It is best to fit the initial conditions as well as the kinetics parameters. I would not put an upper bound on the kinetics parameters. A lower bound to be certain they are all 
is all that is necessary.
is all that is necessary. This is something of an improvement in my original code (I upgraded it later, including a change so the fitted lines and markers are the same colours):
function X=kinetics(k,t)
% x0=[7.525;13.9;3;0;0;0];
x0 = k(9:14); % Fit The Initial Conditions As Well
[T,Xv]=ode45(@DifEq,t,x0);
%
function dX=DifEq(t,x)
dxdt=zeros(6,1);
dxdt(1)= -(k(1)+k(6)).*x(1);
dxdt(2)= -(k(2)+k(7)).*x(2);
dxdt(3)= -k(8).*x(3);
dxdt(4)= k(1).*x(1)-k(3).*x(4)-k(4).*x(4);
dxdt(5)= k(2).*x(2)+k(3).*x(4)-k(5).*x(5);
dxdt(6)= k(6).*x(1)+k(7).*x(2)+k(8).*x(3)+k(4).*x(4)+k(5).*x(5);
dX=dxdt;
end
X=Xv;
end
t=[0
5
10
15
20];
x=[7.525 13.9 3 0 0 0
5.585 9.51 8 1.44 2.89 2.0
5.275 8.27 7 1.65 3.88 2.35
4.925 7.93 6 1.90 3.97 2.7
3.885 6.00 5.5 2.89 5.70 2.95];
k0=[0.5;0.5;0.5;0.5;0.5;0.5;0.5;0.5;rand(6,1)];
[k,Rsdnrm,Rsd,ExFlg,OptmInfo,Lmda,Jmat]=lsqcurvefit(@kinetics,k0,t,x,zeros(size(k0)));
fprintf(1,'\tRate Constants:\n')
for n1 = 1:length(k)
fprintf(1, '\t\tTheta(%d) = %8.5f\n', n1, k(n1))
end
tv = linspace(min(t), max(t));
Xfit = kinetics(k, tv);
figure(1)
hd = plot(t, x, 'p');
for k1 = 1:size(x,2)
CV(k1,:) = hd(k1).Color;
hd(k1).MarkerFaceColor = CV(k1,:);
end
hold on
hlp = plot(tv, Xfit);
for k1 = 1:size(x,2)
hlp(k1).Color = CV(k1,:);
end
hold off
grid
xlabel('Time')
ylabel('Concentration')
legend(hlp, 'X_1(t)', 'X_2(t)', 'X_3(t)', 'X_4(t)', 'X_5(t)', 'X_6(t)', 'Location','N')

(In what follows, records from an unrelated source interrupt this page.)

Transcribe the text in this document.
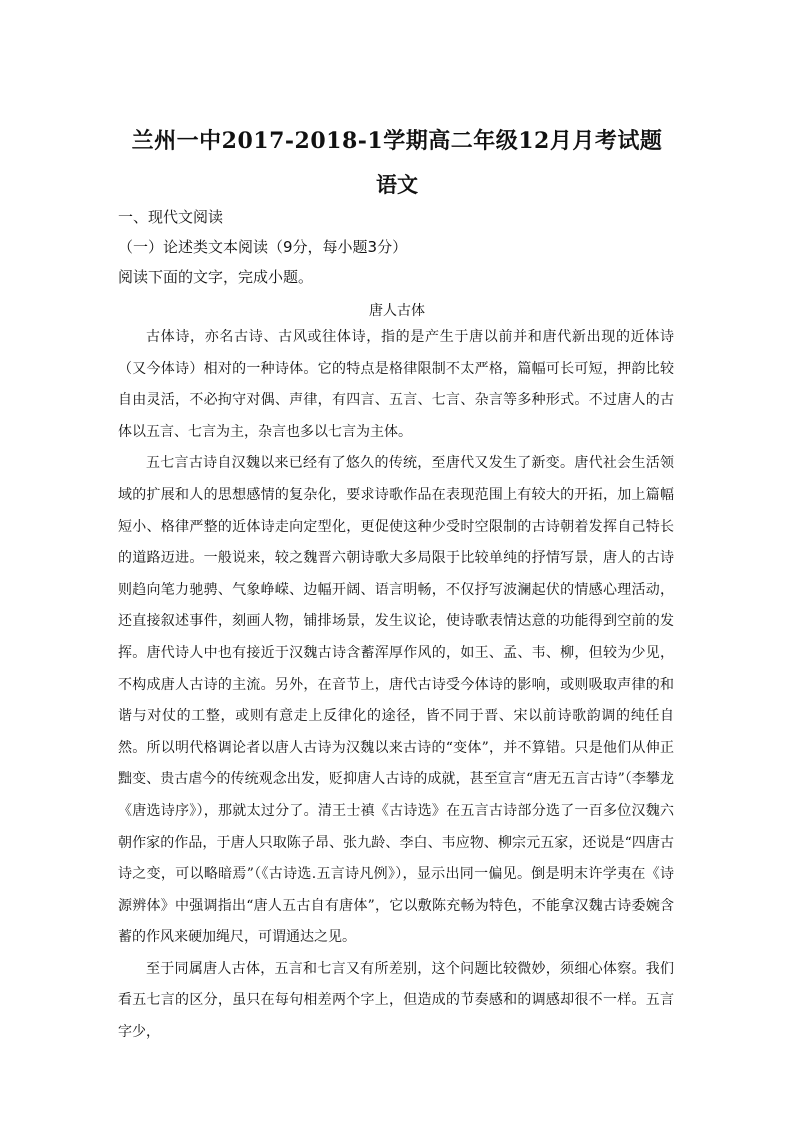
兰州一中2017-2018-1学期高二年级12月月考试题
语文
一、现代文阅读
（一）论述类文本阅读（9分，每小题3分）
阅读下面的文字，完成小题。
唐人古体

古体诗，亦名古诗、古风或往体诗，指的是产生于唐以前并和唐代新出现的近体诗（又今体诗）相对的一种诗体。它的特点是格律限制不太严格，篇幅可长可短，押韵比较自由灵活，不必拘守对偶、声律，有四言、五言、七言、杂言等多种形式。不过唐人的古体以五言、七言为主，杂言也多以七言为主体。

五七言古诗自汉魏以来已经有了悠久的传统，至唐代又发生了新变。唐代社会生活领域的扩展和人的思想感情的复杂化，要求诗歌作品在表现范围上有较大的开拓，加上篇幅短小、格律严整的近体诗走向定型化，更促使这种少受时空限制的古诗朝着发挥自己特长的道路迈进。一般说来，较之魏晋六朝诗歌大多局限于比较单纯的抒情写景，唐人的古诗则趋向笔力驰骋、气象峥嵘、边幅开阔、语言明畅，不仅抒写波澜起伏的情感心理活动，还直接叙述事件，刻画人物，铺排场景，发生议论，使诗歌表情达意的功能得到空前的发挥。唐代诗人中也有接近于汉魏古诗含蓄浑厚作风的，如王、孟、韦、柳，但较为少见，不构成唐人古诗的主流。另外，在音节上，唐代古诗受今体诗的影响，或则吸取声律的和谐与对仗的工整，或则有意走上反律化的途径，皆不同于晋、宋以前诗歌韵调的纯任自然。所以明代格调论者以唐人古诗为汉魏以来古诗的“变体”，并不算错。只是他们从伸正黜变、贵古虐今的传统观念出发，贬抑唐人古诗的成就，甚至宣言“唐无五言古诗”（李攀龙《唐选诗序》），那就太过分了。清王士禛《古诗选》在五言古诗部分选了一百多位汉魏六朝作家的作品，于唐人只取陈子昂、张九龄、李白、韦应物、柳宗元五家，还说是“四唐古诗之变，可以略暗焉”（《古诗选.五言诗凡例》），显示出同一偏见。倒是明末许学夷在《诗源辨体》中强调指出“唐人五古自有唐体”，它以敷陈充畅为特色，不能拿汉魏古诗委婉含蓄的作风来硬加绳尺，可谓通达之见。

至于同属唐人古体，五言和七言又有所差别，这个问题比较微妙，须细心体察。我们看五七言的区分，虽只在每句相差两个字上，但造成的节奏感和的调感却很不一样。五言字少，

This takes a while to run, however it produces a better result.
If you have the Global Optimization Toolbox, I also wrote a version of this code using the ga (genetic algorithm) function that is generally much more robust at finding the optimal parameter set, although it can take a long time to run (as ga optiomisations usually do). I will post it as an edit to my Answer here if you request it.